Danielle Smith nearly became the first woman to be elected premier of Alberta.
As leader of the Wildrose Party, which despite her efforts was never quite successful at portraying itself as a party of the centre right, she came close, tantalizingly close.
Alas for Ms. Smith, the Wildrose Party’s opportunity to form government foundered in a Lake of Fire in 2012, and Alison Redford, who had already been chosen as the Progressive Conservative Party’s leader and appointed premier, became the politician whom history will record as the first woman to be elected to the province’s top political job by voters.
After that came Ms. Smith’s 2014 effort to reunite her party with the PCs, by then led by Jim Prentice – a partial tactical success but a catastrophic strategic failure – and the election of Rachel Notley as Alberta’s first NDP Premier five and a half months later.
Ms. Smith was rejected by PC party members as their candidate in her own Highwood riding in March 2015, ending her political career, and today works as a broadcaster hosting a popular right-wing talk radio show in Calgary.
Now, the question must be asked: Has Ms. Smith become a secret admirer of Premier Notley – or perhaps a not-so-secret admirer?
At least, one wonders, does she think Ms. Notley is a preferable premier to Jason Kenney, the leader of the Opposition United Conservative Party, which is the product of the merger of the two conservative parties Ms. Smith represented during her three years as an Alberta MLA?
This might not be quite as astonishing as it would seem had we gone by political labels alone. As many have noted, Premier Notley’s government, despite the surprise of its election in 2015, has turned out to be quite fiscally conservative, surprisingly open to “free market” neoliberal economics, administratively capable, vigorously supportive of the petroleum industry, and at times aggressive in its relationships with other Canadian governments.
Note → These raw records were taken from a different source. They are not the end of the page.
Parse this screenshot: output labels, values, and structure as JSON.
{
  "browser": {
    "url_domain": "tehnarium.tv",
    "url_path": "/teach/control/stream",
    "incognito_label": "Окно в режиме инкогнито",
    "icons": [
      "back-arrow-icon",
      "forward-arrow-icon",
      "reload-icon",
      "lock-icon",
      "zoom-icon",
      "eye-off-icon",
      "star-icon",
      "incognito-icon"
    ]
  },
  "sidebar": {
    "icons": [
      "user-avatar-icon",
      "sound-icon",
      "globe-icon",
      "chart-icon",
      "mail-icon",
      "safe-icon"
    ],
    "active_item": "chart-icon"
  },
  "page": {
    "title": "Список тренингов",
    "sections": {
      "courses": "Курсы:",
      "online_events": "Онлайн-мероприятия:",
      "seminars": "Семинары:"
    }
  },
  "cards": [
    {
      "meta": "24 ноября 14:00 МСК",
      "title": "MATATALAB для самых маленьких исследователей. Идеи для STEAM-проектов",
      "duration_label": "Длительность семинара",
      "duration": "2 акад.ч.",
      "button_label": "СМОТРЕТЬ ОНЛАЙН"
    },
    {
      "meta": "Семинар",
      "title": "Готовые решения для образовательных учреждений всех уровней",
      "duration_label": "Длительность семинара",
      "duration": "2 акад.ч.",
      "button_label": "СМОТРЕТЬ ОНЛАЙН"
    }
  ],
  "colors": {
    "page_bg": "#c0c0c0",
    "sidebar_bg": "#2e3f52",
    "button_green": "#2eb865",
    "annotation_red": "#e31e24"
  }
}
At the same time, unlike the UCP and Mr. Kenney himself, the NDP and Ms. Notley are untainted by the extreme social conservatism of the very sort that led Ms. Smith to try to reunite her party with the Progressive Conservative mothership in December 2014.
In other words, notwithstanding the noisy rhetoric emitting from the UCP, there’s not actually all that much light between Ms. Notley, the former labour lawyer, and Ms. Smith, the former Fraser Institute apparatchik.
While Ms. Smith is a doctrinaire utopian market fundamentalist, she is socially quite liberal, as Ms. Notley is and as Mr. Kenney emphatically is not.
Ms. Notley, as has been frequently observed by supporters and detractors alike, is the best progressive conservative premier Alberta has had since Peter Lougheed – or perhaps even the best including Mr. Lougheed, who founded Alberta’s 44-year Tory dynasty in 1971 and died in 2012.
Which may explain Ms. Smith’s remarkable essay in the Calgary Herald on Friday, in which she came quite close to endorsing Ms. Notley, and apparently had to struggle to find anything nice to say about Mr. Kenney.
Ms. Smith framed the difference between Premier Notley and Opposition Leader Kenney as essentially the same as the difference between Mr. Lougheed and Ralph Klein. If you think Mr. Lougheed was Alberta’s best premier, she wrote, “I bet you are voting for Notley.” If it’s Mr. Klein you place atop our pantheon of premiers, “my guess is you are voting for Kenney.”
As Ms. Smith is surely aware, history remembers Mr. Lougheed as a competent, prudent and visionary manager, and Mr. Klein as someone who sacrificed the province’s infrastructure and savings in the name of tax giveaways, irresponsible Ralph Bucks payments, and phoney balanced books.
Ms. Smith devoted the largest part of her 700-word op-ed to describing Mr. Lougheed’s successes – and the Lougheed-like qualities of Ms. Notley’s management.
“Notley is, without question, the inheritor of the Lougheed tradition,” wrote Ms. Smith. “That’s not to say he was a full on socialist, but Notley isn’t either. I think most Albertans have been shocked to see how pragmatic (sic) she has governed, particularly as it concerns natural resources.”
Almost as an afterthought, Ms. Smith devoted a short paragraph to half-heartedly criticizing Mr. Lougheed, and another to describing Mr. Klein’s good points, one of which she noted was that he had a nice smile, which is true.
While she reached no strong conclusion about the better course for Alberta, this is certainly not the ringing endorsement of the UCP one would have expected from Alberta’s former conservative Opposition leader at this moment in history. Nor is it the stinging critique of the NDP she might have written during her previous career as a Calgary Herald political columnist.
Ms. Smith remains a respected figure on the socially progressive right in Alberta, despite the abuse she suffered from social conservatives in the years since 2014.
You’d almost think she’s done the math and realizes what a disaster Mr. Kenney would be if he won power, but as a former guiding star of the Alberta right can’t quite make herself unequivocally state the obvious.